Disaster recovery

This section assumes that a Distributed Service Manager Service Portal Disaster Recovery (DR) system has already been set up.

Set up a Service Manager Service Portal Disaster Recovery (DR) cluster

  1. Make sure that Service Manager Service Portal is stopped on the Service Manager Service Portal nodes of the DR cluster.
  2. On the DR cluster's master DB node:
    1. [Optional] Make a backup of the /var/lib/pgsql/9.5/data directory.
    2. Delete the data directories:

      # rm -rf /var/lib/pgsql/9.5/data/*
    3. Set up replication from the Primary Cluster master DB node to the DR cluster master DB nod:

      # su - postgres
      # pg_basebackup --dbname="postgresql://repl:replpass@<primary-cluster-master-db>/" -D /var/lib/pgsql/9.5/data -P --xlog-method=stream
    4. Create recovery.conf under /var/lib/pgsql/9.5/data:

      # vi /var/lib/pgsql/9.5/data/recovery.conf
      standby_mode = 'on'
      primary_conninfo = 'host=< primary-cluster-master-db> user=repl password=replpass' 
      restore_command = 'cp /var/lib/postgresql/9.5/archive/%f %p'
      recovery_target_timeline='latest'
      trigger_file = '/tmp/pgsql.trigger'
    5. Changes the permissions:

      # chown postgres:postgres recovery.conf
    6. Restart postgres on both the DR master and slave nodes:

      # service postgressql-9.5 restart
    7. Verify the setup:
      1. On the DR cluster, make sure both DB nodes are on standby.

         

        Step

        Command

        Output

        a)

        Check the Master postgres

        sudo -u postgres psql -h <primary> -p 5432 -c "SELECT pg_is_in_recovery()"

        pg_is_in_recovery

        -------------------

        f

        b)

        Check Master postgres using DB-VIP

        sudo -u postgres psql -h <DB-VIP> -p 5432 -c "SELECT pg_is_in_recovery()"

        pg_is_in_recovery

        -------------------

        f

        c)

        Check the Slave postgres

        sudo -u postgres psql -h <standby> -p 5432 -c "SELECT pg_is_in_recovery()"

        pg_is_in_recovery

        -------------------

        t

      2. Verify if replication is happening to the DR cluster master from the Primary cluster master.
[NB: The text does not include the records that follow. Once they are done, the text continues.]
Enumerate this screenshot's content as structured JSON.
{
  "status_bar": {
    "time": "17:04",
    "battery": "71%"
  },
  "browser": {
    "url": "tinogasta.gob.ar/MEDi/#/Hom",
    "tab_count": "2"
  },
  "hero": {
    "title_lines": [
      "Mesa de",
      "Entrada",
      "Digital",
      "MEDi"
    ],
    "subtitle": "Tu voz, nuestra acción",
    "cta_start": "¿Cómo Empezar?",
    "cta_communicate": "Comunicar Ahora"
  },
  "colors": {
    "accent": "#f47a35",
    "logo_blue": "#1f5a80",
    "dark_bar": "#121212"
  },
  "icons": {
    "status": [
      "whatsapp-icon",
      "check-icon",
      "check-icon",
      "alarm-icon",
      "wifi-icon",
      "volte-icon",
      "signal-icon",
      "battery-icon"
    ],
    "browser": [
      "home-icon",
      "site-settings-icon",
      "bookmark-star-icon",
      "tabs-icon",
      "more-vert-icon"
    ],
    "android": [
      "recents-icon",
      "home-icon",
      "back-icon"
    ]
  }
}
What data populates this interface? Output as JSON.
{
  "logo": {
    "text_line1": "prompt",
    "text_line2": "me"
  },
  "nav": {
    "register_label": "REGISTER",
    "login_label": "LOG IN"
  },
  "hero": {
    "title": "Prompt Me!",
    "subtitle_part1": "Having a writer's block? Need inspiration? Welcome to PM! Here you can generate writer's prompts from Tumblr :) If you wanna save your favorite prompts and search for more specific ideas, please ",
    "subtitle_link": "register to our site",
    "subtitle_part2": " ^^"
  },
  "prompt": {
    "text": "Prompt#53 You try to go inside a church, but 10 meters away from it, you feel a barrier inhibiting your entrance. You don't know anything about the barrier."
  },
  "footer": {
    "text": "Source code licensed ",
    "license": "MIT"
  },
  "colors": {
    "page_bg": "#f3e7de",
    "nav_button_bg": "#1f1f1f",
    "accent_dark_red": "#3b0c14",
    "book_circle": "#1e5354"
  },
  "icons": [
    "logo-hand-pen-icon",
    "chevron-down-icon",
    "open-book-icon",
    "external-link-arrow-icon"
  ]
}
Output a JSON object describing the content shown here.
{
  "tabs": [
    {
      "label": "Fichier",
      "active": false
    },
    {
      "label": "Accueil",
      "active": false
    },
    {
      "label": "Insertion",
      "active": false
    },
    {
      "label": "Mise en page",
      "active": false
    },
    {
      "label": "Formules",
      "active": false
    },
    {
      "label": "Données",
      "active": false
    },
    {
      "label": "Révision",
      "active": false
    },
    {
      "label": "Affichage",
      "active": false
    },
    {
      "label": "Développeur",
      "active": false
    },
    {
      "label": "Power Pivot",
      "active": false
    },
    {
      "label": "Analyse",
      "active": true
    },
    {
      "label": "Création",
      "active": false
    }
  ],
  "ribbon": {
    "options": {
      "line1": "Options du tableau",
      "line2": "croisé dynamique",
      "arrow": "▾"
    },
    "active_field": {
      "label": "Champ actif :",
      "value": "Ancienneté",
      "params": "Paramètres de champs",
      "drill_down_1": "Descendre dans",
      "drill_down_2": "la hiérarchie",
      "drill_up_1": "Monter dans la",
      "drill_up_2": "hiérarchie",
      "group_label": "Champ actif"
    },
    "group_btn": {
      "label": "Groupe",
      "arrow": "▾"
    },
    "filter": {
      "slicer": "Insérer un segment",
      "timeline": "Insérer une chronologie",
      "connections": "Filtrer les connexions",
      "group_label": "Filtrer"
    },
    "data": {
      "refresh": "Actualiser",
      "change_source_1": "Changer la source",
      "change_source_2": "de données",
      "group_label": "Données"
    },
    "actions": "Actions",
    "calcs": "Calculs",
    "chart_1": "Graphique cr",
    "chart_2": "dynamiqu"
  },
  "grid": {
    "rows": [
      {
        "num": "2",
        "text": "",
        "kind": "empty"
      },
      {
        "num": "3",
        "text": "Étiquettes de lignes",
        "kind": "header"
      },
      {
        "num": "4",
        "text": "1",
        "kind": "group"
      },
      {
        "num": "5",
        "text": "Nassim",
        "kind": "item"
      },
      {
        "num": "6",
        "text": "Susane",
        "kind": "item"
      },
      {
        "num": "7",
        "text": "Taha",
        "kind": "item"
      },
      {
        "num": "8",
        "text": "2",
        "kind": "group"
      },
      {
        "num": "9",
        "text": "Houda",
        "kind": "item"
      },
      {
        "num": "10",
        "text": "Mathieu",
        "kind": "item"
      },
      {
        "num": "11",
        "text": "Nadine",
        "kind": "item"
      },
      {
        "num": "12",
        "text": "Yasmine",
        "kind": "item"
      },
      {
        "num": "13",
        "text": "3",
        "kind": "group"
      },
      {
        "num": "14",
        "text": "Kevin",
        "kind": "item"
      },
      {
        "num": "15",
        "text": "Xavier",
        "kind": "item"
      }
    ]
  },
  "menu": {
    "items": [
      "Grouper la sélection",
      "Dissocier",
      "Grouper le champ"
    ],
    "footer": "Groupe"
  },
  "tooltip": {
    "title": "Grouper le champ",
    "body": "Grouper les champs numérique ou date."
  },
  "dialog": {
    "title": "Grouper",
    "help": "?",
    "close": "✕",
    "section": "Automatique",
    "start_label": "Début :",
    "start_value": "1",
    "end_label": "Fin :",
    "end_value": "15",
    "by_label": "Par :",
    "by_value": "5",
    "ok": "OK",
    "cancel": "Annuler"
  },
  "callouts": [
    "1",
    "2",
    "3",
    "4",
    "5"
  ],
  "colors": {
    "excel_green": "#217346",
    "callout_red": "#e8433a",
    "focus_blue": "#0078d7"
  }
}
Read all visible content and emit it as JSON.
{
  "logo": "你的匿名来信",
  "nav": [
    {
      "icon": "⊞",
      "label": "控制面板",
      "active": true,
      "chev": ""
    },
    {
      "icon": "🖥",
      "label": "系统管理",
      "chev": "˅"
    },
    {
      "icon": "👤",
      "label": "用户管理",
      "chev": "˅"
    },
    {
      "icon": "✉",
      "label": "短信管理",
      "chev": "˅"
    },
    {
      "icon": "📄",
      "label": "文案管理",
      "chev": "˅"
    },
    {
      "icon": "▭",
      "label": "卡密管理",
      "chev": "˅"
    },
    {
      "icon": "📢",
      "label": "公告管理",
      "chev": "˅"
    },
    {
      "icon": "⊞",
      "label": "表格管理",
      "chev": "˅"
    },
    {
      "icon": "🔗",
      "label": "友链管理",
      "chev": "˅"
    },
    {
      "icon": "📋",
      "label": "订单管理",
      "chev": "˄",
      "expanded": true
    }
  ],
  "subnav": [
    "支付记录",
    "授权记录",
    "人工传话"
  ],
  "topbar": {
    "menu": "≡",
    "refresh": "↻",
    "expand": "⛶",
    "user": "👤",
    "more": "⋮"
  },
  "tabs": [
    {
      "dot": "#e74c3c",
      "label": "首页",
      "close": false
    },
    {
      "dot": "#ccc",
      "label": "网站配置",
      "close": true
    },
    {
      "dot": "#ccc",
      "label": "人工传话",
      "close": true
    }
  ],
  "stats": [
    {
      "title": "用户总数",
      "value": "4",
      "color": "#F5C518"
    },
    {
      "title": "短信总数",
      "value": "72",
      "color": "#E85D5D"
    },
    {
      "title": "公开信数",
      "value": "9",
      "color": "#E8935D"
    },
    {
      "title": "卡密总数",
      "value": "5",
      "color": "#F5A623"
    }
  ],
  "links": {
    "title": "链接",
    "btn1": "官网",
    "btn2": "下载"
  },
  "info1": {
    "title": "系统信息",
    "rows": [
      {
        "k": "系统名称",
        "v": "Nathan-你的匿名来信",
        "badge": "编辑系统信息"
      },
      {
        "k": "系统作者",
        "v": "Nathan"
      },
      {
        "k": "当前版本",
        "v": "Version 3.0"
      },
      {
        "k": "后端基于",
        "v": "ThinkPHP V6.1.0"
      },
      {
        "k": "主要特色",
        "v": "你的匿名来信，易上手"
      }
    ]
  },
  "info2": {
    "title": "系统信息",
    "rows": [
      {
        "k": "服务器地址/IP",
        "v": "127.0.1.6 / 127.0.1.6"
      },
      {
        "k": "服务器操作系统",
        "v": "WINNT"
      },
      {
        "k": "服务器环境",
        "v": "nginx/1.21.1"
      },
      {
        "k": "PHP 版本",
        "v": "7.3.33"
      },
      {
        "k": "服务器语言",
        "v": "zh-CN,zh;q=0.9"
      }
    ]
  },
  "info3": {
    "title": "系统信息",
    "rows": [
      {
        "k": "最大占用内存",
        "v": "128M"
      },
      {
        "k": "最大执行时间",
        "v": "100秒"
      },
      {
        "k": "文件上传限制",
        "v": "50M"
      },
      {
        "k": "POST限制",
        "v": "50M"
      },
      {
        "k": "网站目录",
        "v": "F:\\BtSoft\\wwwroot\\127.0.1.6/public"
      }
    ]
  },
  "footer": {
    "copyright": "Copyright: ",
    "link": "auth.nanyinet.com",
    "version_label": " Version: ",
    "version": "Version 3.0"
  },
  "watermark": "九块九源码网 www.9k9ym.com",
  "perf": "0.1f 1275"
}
        Note Replication from the DR cluster master to the DR cluster slave is stopped in this mode. Once the DR site is enabled as the primary site, replication starts from the master to the slave.

Switch Service Manager Service Portal to your Disaster Recovery cluster

  1. Make sure that all nodes on the Primary cluster are down.
  2. Rerun Ansible playbook script db.yml from the /opt/hp/propel/contrib/propel-distributed.<version> directory on the DR cluster LB node:

    # ansible-playbook db.yml -c paramiko --ask-become-pass -u propel 2>&1 | tee recovery.out
  3. Verify the configuration:
    1. On the DR cluster, make sure both DB nodes are on standby:

       

      Step

      Command

      Output

      a)

      Check the Master postgres

      sudo -u postgres psql -h <primary> -p 5432 -c "SELECT pg_is_in_recovery()"

      pg_is_in_recovery

      -------------------

      f

      b)

      Check Master postgres using DB-VIP

      sudo -u postgres psql -h <DB-VIP> -p 5432 -c "SELECT pg_is_in_recovery()"

      pg_is_in_recovery

      -------------------

      f

      c)

      Check the Slave postgres

      sudo -u postgres psql -h <standby> -p 5432 -c "SELECT pg_is_in_recovery()"

      pg_is_in_recovery

      -------------------

      t

    2. Check if replication is happening to the DR cluster slave.
    3. Check pgpool (show pool_nodes) :

      From the primary db of the DR cluster, confirm pgpool has attached to both the primary and standby servers:

      # sudo -u postgres psql -h <DB-VIP> -p 9999 -c "show pool_nodes"
      node_id | hostname | port | status | lb_weight | role
      ------------+-----------+------+-----+------------+----------
      0 | <primary> | 5432 | 2 | 0.500000 | primary
      1 | <standby> | 5432 | 2 | 0.500000 | standby

      The “role” column should contain the appropriate primary/standy value and the status column should be “2” for both nodes.

  4. Start the Service Manager Service Portal nodes and restart Nginx on the DR cluster.
  5. Log in to the DR user interface and check whether the data created on the Primary site is present on the DR.